Et moi j’ai pris la place du ciel, du vent, de la mer. Je note, une à une, les lettres. Je suis là, je regarde, je me souviens. Tous les mots de jadis, miraculeusement, sont vivants. Miraculeusement ils sont d’aujourd’hui. La cadette, même un peu fatiguée d’être tant lue, ne veut pas demeurer en reste. Elle s’attaque au texte que le divin hasard lui a confié. Elle n’avance pas aussi vite, aussi précisément que l’aînée ; elle hésite davantage dans les accents, confond parfois le « mu » et le « nu », ne s’attarde pas assez sur les diérèses, et dans son ardeur, menace d’oublier l’esprit doux pour l’esprit rude, mais ne néglige pas pour autant la belle ondulation périspomène.

Et je note, et je note, et je note encore, tous ces omicrons, tous ces nus, ces lambdas renversés, substituts pudiques au delta, et puis l’i grec, l’i grec encore et encore :

 

ΦιλημωςτοιοΥτονδΗνπαρολοντονβιον

 

C’est-à-dire :

 

Φίλημ΄ ὣς τοιοῦτον δ΄ ἦν παρ΄ ὃλον τὸν βίον.

 

C’est-à-dire :

 

      « [Jamais] un baiser comme celui-ci ne fut dans toute la vie ».

C’est-à-dire :

 

      Jamais il n’y eut dans ma vie un baiser comme celui-là.[9]

 

Le texte de Louÿs, encore… Je note, je noterai toujours. C’est ainsi que je reconstitue l’original du poème entier, dont je n’avais pu lire que le début, et dont la suite, croyais-je, était perdue. Je retrouve, oui, les œuvres de la divine Bilitis. Je remonte le temps, je célèbre la vie. Les tablettes d’ « amphibolite noire » ? Dans le tombeau, nous dit Pierre Louÿs, il en est plus de cent. Qu’importe ? C’est mille, c’est dix mille que je vais ainsi restituer.

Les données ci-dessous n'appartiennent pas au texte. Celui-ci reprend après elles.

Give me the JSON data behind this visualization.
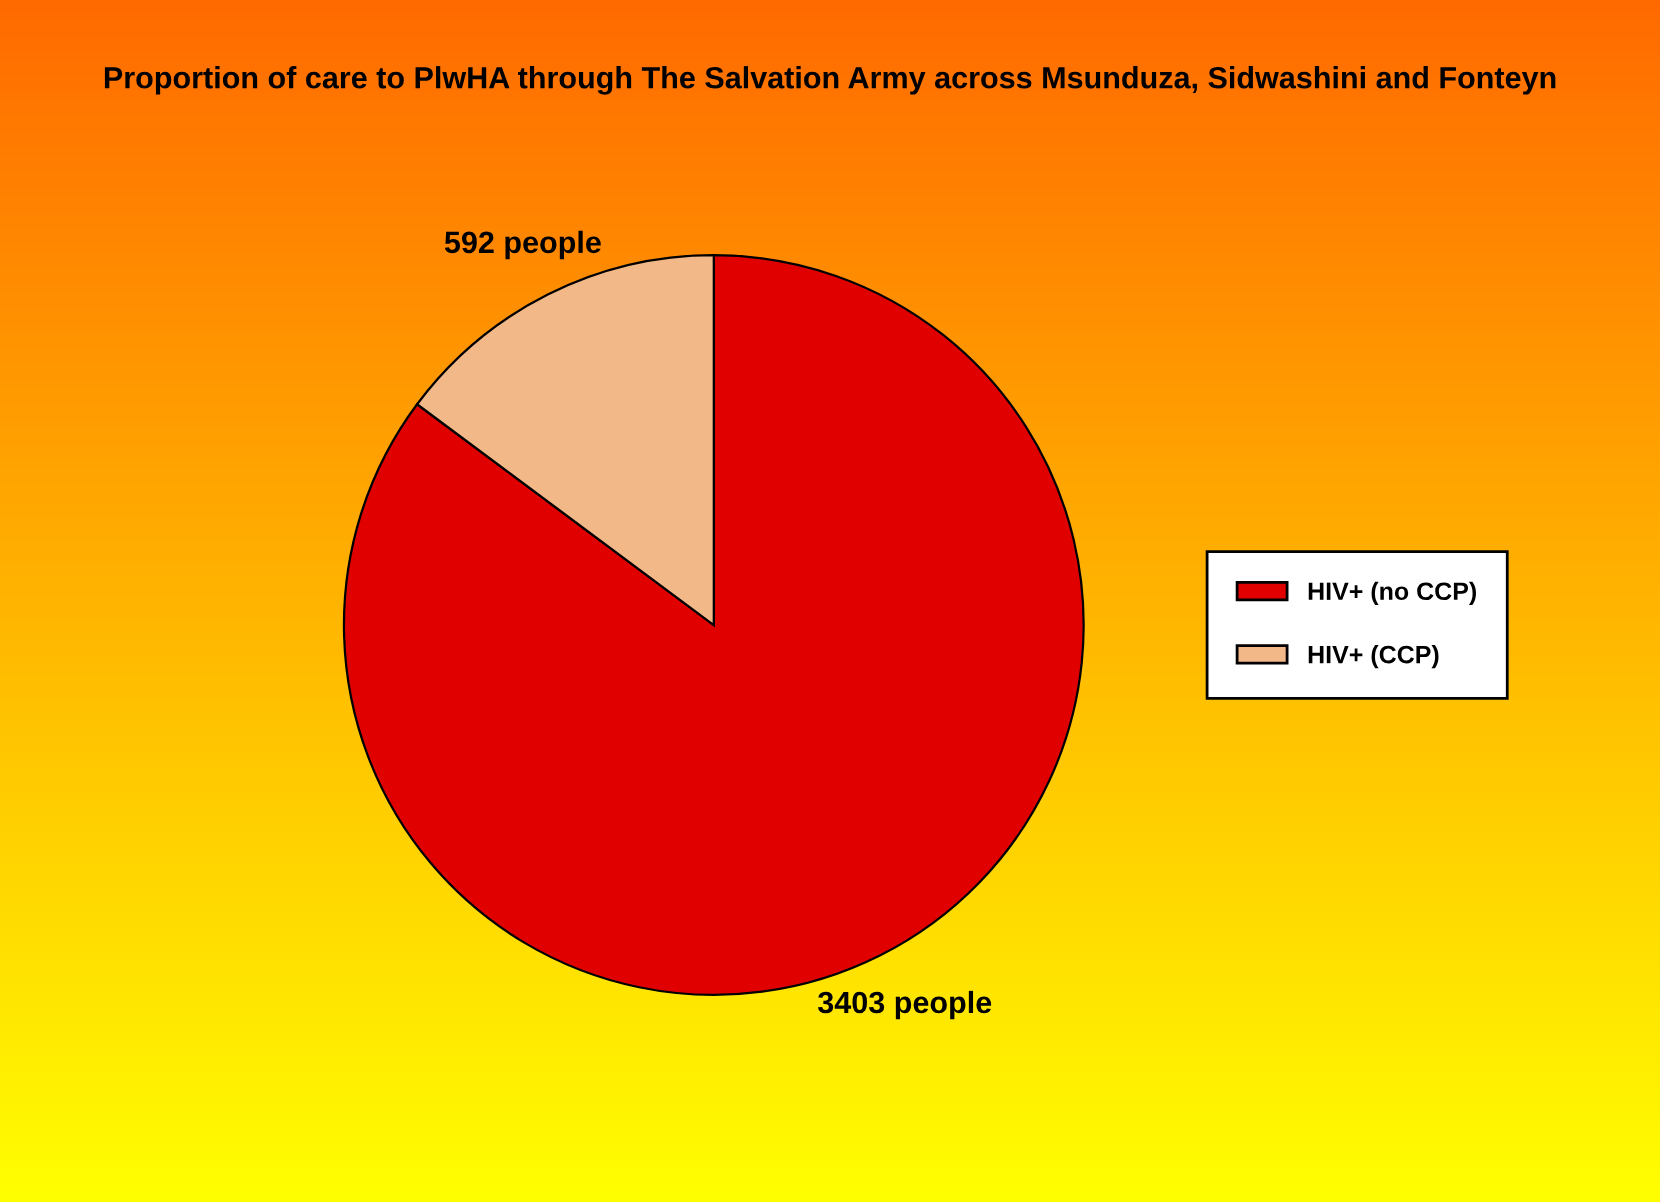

Demain, les deux jeunes filles qui prestement se sont relevées, qui prestement ont enfilé leur robe, ramassé leurs affaires, et qui, après avoir enfoui les deux tablettes dans le sable, chaussent leurs sandales en clopinant, puis s’en vont chantant, bras dessus bras dessous, trébuchant avec grâce dans les rochers difficiles, les jeunes filles reviendront. Je les suivrai dans leurs courses parmi les pierres blanches, je les verrai descendre au tombeau, j’entendrai leur rire monter de la terre. Sans doute, alors, me déciderai-je à descendre auprès d’elles. Je les rejoindrai dans la poussière intime, dans la poussière de Bilitis et de leurs pieds nus, vivants. Je leur proposerai, discrètement, mon aide. Je saurai me rendre utile. Je n’aurai plus besoin de stylet emprunté. En échange, je ne demanderai que leur témoignage : car au retour de Chypre, l’île de Cypris, il faudra se battre, dans le froid des colloques et des revues savantes, pour la cause de la vérité. Il faudra lutter pour convaincre le monde incrédule. Mais veut-on, oui ou non, que revivent les textes ? Or, sans amour, nul n’est philologue.

 

 

 



[1] Cf. Pierre Louÿs, Les Chansons de Bilitis, Pervigilium mortis, avec divers textes inédits, édition présentée, établie et annoté par Jean-Paul Goujon, coll. Poésie-Gallimard, 1990.

[2] Op. cit., p. 295.

[3] Op. cit., préface de Pierre Louÿs, p. 36.

[4] Cf. la même préface, loc. cit.

[5] Op. cit., p. 47.

[6] Op. cit., p. 94.

[7] Op. cit., p. 295.

[8] Genèse 4, 1.

[9] Les chansons de Bilitis cit., p. 94.